After routing module 42 routes the customer to the correct routing destination, at step 90 routing module 42 associates the opening statement with the correct routing destination and stores the opening statement, correct routing destination, and the association between the two in a database such as database 30 or 32. Once stored, at step 92 tuning module 44 analyzes the opening statements, the correct routing destinations, the recognized words, and the associations between the opening statements and associated routing destinations in order to improve the speech recognition capabilities of speech recognition engine 40 and the routing capabilities of routing module 42. The more words that are recognized and stored by speech recognition engine 40 during the initial opening statement phase and the directed dialog phase increases the number of words that can be initially recognized by speech recognition engine 40 so that the customers do not have to engage in the directed dialog in order for grammar collection system 18 to determine the customer tasks. Furthermore, the associations between the opening statements, customer task slot combinations and routing destinations allows for more accurate routing of the inbound inquiries at higher confidence levels by routing module 42. The analysis of the opening statements, the correct routing destinations, the recognized words, and the associations between the opening statements and associated routing destinations allows for tuning module 44 to further tune and improve grammar collection system 18 at step 94 so that speech recognition engine 40 can continually recognize more words at higher confidence levels and routing module 42 can correctly place the recognized words in the customer task slots allowing for more accurate inbound inquiry routing.
It should be noted that the hardware and software components depicted in the example embodiment represent functional elements that are reasonably self-contained so that each can be designed, constructed, or updated substantially independently of the others. In other embodiments, however, it should be understood that the components may be implemented as hardware, software, or combinations of hardware and software for providing the functionality described and illustrated herein. In other embodiments, systems incorporating the invention may include personal computers, mini computers, mainframe computers, distributed computing systems, and other suitable devices.

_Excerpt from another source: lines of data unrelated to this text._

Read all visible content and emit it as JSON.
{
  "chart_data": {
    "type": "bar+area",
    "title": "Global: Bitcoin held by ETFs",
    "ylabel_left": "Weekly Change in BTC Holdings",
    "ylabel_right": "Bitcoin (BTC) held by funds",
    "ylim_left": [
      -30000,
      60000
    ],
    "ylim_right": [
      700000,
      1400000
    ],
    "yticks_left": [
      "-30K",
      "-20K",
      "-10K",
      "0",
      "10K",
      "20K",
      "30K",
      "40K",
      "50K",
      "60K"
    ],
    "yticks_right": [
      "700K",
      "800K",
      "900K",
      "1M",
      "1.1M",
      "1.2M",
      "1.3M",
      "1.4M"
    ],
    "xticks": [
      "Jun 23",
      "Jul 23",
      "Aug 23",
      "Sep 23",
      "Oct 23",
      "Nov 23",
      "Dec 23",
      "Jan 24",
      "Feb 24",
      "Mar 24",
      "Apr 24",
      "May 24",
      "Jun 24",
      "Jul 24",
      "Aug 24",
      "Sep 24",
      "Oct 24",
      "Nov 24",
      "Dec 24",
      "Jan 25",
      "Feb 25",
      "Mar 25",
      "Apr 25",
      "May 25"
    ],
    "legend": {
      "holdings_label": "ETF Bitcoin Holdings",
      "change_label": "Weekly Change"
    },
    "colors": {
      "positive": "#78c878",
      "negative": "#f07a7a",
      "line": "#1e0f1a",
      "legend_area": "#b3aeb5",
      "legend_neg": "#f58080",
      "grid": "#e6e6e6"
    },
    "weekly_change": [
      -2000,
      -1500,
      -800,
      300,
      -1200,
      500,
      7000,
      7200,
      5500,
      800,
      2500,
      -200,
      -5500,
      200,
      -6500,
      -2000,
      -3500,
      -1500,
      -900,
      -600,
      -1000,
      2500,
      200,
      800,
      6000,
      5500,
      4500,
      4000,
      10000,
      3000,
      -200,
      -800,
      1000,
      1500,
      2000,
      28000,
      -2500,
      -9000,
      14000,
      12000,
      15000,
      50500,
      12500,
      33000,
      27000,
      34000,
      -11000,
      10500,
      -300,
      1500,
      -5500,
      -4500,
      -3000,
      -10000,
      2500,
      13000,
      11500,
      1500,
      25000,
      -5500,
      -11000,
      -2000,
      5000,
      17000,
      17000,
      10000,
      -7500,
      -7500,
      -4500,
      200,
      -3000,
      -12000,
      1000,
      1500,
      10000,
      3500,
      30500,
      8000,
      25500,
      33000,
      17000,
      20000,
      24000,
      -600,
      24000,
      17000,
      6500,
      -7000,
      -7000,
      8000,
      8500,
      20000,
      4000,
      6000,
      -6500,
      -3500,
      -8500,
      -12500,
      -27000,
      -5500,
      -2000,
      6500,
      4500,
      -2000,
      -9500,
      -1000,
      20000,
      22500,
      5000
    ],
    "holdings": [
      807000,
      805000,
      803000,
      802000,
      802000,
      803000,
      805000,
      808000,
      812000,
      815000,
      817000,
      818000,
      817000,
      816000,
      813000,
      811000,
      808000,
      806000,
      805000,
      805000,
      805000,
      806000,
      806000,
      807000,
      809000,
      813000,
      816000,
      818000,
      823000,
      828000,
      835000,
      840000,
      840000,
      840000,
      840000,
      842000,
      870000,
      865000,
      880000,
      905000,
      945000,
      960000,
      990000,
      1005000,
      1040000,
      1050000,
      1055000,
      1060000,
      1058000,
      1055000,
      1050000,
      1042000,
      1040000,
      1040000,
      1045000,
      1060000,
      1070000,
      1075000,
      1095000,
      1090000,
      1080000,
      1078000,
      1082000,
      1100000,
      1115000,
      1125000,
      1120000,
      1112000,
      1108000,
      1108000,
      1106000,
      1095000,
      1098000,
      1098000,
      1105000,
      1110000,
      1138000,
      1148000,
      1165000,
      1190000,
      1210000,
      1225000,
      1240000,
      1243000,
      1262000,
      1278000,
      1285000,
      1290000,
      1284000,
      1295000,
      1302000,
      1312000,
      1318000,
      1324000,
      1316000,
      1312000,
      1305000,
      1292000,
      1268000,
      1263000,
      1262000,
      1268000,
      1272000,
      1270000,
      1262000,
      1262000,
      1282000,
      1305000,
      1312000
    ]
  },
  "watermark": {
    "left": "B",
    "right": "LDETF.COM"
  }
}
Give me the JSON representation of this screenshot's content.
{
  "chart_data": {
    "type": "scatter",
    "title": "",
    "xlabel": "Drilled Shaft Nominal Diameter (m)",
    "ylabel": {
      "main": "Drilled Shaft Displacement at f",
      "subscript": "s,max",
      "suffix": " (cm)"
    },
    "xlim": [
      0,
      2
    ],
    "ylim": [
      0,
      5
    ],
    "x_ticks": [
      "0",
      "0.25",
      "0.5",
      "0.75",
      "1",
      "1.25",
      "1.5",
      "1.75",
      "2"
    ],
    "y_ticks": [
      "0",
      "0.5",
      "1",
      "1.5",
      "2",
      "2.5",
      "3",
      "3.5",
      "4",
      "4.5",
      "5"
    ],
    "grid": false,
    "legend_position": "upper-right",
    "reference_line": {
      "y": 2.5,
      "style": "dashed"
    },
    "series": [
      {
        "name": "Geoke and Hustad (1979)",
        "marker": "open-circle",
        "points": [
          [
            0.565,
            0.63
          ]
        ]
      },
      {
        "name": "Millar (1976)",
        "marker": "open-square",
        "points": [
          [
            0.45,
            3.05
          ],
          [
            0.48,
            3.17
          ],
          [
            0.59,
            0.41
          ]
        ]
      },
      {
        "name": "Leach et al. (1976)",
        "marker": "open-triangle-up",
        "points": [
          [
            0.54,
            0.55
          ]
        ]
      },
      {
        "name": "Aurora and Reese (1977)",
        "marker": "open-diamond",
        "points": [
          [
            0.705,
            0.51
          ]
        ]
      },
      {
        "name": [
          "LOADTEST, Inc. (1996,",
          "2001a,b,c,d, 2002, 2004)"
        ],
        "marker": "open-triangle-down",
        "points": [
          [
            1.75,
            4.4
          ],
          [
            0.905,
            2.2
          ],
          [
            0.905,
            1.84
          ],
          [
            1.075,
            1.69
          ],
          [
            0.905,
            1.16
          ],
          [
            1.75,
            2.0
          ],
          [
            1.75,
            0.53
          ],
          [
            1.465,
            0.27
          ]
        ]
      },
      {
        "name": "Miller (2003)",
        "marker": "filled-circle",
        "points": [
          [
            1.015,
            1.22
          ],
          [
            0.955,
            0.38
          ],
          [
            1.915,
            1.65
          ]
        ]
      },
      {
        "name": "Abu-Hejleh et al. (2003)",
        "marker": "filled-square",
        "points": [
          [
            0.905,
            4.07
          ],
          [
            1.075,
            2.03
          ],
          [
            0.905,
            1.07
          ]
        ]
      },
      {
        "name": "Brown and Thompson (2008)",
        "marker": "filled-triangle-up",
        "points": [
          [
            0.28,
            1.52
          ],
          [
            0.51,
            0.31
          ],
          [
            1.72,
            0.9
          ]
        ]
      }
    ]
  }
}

Other embodiments of the invention also include computer-usable media encoding logic such as computer instructions for performing the operations of the invention. Such computer-usable media may include, without limitation, storage media such as floppy disks, hard disks, CD-ROMs, DVD-ROMs, read-only memory, and random access memory; as well as communications media such as wires, optical fibers, microwaves, radio waves, and other electromagnetic or optical carriers.
In addition, one of ordinary skill will appreciate that other embodiments can be deployed with many variations in the number and type of devices in the system, the communication protocols, the system topology, the distribution of various software and data components among the hardware systems in the network, and myriad other details without departing from the present invention.
Although the present invention has been described in detail, it should be understood that various changes, substitutions and alterations can be made hereto without departing from the spirit and scope of the invention as defined by the appended claims.